My first advice would be to reconsider making a game engine if your goal is to produce a game - you don't need to write an engine to write a game.
If your goal is indeed to write an engine as a learning process or for personal use, the success I've had with ProtoGL has come from never really writing a game engine, instead contributing back to a base framework by way of using it to start new game projects and adding capabilities that each game has required in a logical and modular pattern. Motivation to work comes from having clear concrete and short-term goals and incrementally more interesting things to show off as a result.
Recently I've been doing a lot of actual engine work because I want to start making more complex stuff and I'm not willing to use a third party engine, but the result of the work I have been doing was a complete and utter mess that needs to be improved and actually planned out before I can get back to incrementally adding to it it. This large workload is entirely my fault due to a lack of planning, and is entirely down to a desire to learn and resultant refusal to use something that will shortcut the work for me. If my goal was purely to make a game that is technically sound and complicated, I would naturally go and use something that already does a lot of the work for me, of which there are hundreds of solutions ranging from extremely basic to just as complicated as what I've decided to do (think Game Maker all the way through to Phaser JS)

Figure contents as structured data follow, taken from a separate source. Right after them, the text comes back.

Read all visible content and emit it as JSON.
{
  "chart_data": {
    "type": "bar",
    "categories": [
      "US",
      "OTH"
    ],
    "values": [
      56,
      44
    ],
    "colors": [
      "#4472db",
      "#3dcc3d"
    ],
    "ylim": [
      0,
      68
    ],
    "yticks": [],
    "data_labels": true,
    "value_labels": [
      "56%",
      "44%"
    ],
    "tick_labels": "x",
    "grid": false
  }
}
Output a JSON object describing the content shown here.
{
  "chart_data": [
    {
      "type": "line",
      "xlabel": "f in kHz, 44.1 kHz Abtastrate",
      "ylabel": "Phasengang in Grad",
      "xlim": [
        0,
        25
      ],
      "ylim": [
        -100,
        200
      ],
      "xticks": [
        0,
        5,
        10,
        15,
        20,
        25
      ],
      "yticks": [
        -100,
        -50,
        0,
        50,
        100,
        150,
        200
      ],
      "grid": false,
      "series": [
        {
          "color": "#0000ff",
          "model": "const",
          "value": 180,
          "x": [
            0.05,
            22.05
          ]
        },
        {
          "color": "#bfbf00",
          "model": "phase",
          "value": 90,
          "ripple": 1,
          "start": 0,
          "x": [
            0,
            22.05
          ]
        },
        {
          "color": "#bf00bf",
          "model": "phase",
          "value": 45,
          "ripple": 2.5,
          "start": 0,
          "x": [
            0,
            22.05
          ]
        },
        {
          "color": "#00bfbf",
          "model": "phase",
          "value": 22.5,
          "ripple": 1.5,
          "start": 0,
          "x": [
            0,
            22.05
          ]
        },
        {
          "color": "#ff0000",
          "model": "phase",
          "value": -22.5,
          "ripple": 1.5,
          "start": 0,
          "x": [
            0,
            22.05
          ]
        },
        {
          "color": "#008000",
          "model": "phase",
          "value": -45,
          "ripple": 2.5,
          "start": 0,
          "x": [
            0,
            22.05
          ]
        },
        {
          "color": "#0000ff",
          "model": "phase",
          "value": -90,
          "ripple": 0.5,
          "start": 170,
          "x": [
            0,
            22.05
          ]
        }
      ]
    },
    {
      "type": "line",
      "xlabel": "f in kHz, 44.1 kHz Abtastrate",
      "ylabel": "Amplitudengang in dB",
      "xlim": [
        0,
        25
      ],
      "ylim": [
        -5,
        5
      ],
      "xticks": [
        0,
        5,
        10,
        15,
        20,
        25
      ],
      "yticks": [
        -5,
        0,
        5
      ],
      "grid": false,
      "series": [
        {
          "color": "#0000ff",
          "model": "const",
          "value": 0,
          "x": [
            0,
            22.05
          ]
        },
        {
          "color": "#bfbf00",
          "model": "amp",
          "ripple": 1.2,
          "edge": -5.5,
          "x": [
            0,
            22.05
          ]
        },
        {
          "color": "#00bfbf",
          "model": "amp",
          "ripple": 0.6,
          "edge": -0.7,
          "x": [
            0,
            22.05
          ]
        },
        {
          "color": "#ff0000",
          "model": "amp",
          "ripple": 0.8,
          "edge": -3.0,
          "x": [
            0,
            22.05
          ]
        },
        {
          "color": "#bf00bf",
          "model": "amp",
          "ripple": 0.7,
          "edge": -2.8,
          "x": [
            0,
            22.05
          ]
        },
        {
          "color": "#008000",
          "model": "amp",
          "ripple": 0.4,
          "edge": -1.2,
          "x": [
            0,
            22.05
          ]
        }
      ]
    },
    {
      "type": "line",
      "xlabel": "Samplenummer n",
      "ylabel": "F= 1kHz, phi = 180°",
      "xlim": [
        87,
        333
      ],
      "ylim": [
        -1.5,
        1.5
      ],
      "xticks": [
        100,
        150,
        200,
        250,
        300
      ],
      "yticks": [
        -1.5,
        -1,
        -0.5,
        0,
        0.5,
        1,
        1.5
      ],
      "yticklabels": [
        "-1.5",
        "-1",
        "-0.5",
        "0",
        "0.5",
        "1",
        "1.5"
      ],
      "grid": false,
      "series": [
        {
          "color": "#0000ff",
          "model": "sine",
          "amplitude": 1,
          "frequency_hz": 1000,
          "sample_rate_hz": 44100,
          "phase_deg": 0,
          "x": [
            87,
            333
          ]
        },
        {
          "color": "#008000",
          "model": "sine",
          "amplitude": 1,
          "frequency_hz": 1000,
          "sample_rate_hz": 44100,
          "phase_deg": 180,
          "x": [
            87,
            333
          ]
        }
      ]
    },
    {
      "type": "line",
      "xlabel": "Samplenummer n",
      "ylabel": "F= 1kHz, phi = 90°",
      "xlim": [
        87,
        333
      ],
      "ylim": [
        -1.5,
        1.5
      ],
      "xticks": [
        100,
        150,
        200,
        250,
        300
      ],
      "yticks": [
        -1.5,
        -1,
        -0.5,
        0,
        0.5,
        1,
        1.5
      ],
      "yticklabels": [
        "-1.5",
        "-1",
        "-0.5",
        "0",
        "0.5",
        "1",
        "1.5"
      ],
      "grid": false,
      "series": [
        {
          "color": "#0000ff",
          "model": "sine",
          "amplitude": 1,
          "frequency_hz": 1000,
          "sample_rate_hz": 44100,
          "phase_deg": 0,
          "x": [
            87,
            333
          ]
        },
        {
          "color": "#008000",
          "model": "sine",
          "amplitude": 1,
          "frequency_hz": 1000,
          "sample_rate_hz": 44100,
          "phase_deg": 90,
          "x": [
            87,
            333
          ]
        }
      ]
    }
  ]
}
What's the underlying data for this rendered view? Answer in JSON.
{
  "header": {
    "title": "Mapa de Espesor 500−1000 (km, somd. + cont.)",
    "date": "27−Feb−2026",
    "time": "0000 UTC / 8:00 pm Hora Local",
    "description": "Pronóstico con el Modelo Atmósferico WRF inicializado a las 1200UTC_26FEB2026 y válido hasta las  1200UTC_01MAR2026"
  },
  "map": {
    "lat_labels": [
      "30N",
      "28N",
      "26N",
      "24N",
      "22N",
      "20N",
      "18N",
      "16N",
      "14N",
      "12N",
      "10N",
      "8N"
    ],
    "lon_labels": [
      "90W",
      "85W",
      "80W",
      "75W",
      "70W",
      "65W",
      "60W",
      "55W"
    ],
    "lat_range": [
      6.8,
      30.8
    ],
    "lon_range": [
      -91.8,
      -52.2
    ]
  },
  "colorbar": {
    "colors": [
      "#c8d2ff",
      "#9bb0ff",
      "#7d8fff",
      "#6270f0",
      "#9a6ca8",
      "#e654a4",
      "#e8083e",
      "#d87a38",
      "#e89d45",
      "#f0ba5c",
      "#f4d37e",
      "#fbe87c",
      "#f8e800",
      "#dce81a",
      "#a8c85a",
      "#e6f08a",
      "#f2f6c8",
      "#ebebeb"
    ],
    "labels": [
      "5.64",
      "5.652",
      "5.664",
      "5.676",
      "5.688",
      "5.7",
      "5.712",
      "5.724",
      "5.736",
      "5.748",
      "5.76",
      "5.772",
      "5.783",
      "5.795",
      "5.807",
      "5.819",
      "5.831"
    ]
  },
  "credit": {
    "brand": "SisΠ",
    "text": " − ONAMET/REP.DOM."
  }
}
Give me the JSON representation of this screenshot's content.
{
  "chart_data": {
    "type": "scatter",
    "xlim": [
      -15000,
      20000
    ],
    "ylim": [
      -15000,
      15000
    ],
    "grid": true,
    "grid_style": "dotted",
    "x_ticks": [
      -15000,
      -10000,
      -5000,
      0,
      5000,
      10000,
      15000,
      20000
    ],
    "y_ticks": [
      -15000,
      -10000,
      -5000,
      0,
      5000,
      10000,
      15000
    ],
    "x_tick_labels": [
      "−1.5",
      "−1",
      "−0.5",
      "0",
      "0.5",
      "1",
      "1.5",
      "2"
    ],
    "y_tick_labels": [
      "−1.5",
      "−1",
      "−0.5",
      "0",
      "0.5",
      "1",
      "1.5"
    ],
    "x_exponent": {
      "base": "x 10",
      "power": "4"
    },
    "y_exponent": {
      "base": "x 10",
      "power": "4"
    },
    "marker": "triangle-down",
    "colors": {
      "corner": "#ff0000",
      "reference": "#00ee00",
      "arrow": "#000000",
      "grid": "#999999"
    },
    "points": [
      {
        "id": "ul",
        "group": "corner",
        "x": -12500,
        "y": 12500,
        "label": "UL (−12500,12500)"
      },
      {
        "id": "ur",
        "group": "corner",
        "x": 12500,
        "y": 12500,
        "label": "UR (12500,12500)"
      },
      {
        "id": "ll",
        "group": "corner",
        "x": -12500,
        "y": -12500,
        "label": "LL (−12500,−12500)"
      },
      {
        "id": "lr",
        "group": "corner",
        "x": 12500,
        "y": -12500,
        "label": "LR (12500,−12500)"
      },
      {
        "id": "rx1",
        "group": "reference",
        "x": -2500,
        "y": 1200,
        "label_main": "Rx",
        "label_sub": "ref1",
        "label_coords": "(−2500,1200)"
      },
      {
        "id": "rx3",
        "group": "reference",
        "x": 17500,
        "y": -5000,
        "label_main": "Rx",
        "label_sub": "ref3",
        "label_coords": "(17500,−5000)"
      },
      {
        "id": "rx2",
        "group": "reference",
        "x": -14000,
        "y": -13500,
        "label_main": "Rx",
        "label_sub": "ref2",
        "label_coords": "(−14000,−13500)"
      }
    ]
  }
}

One resource I found extremely useful in coming up with my more recent architectural decisions is Reddit's /r/gamedev - asking questions and searching for what other people are asking and actually committing to reading comments can be an incredible source of real-world knowledge and help. It's been particularly useful in helping me to understand the Entity Component System architecture. My general research pattern when starting something I've not done before is first Googling "X tutorial" and reading a [i]range[/i] of examples/outlooks to get an understanding of the problem and inevitable range of solutions, then when I start having specific questions I move onto communities like StackOverflow and Reddit to get the low down on specific answers.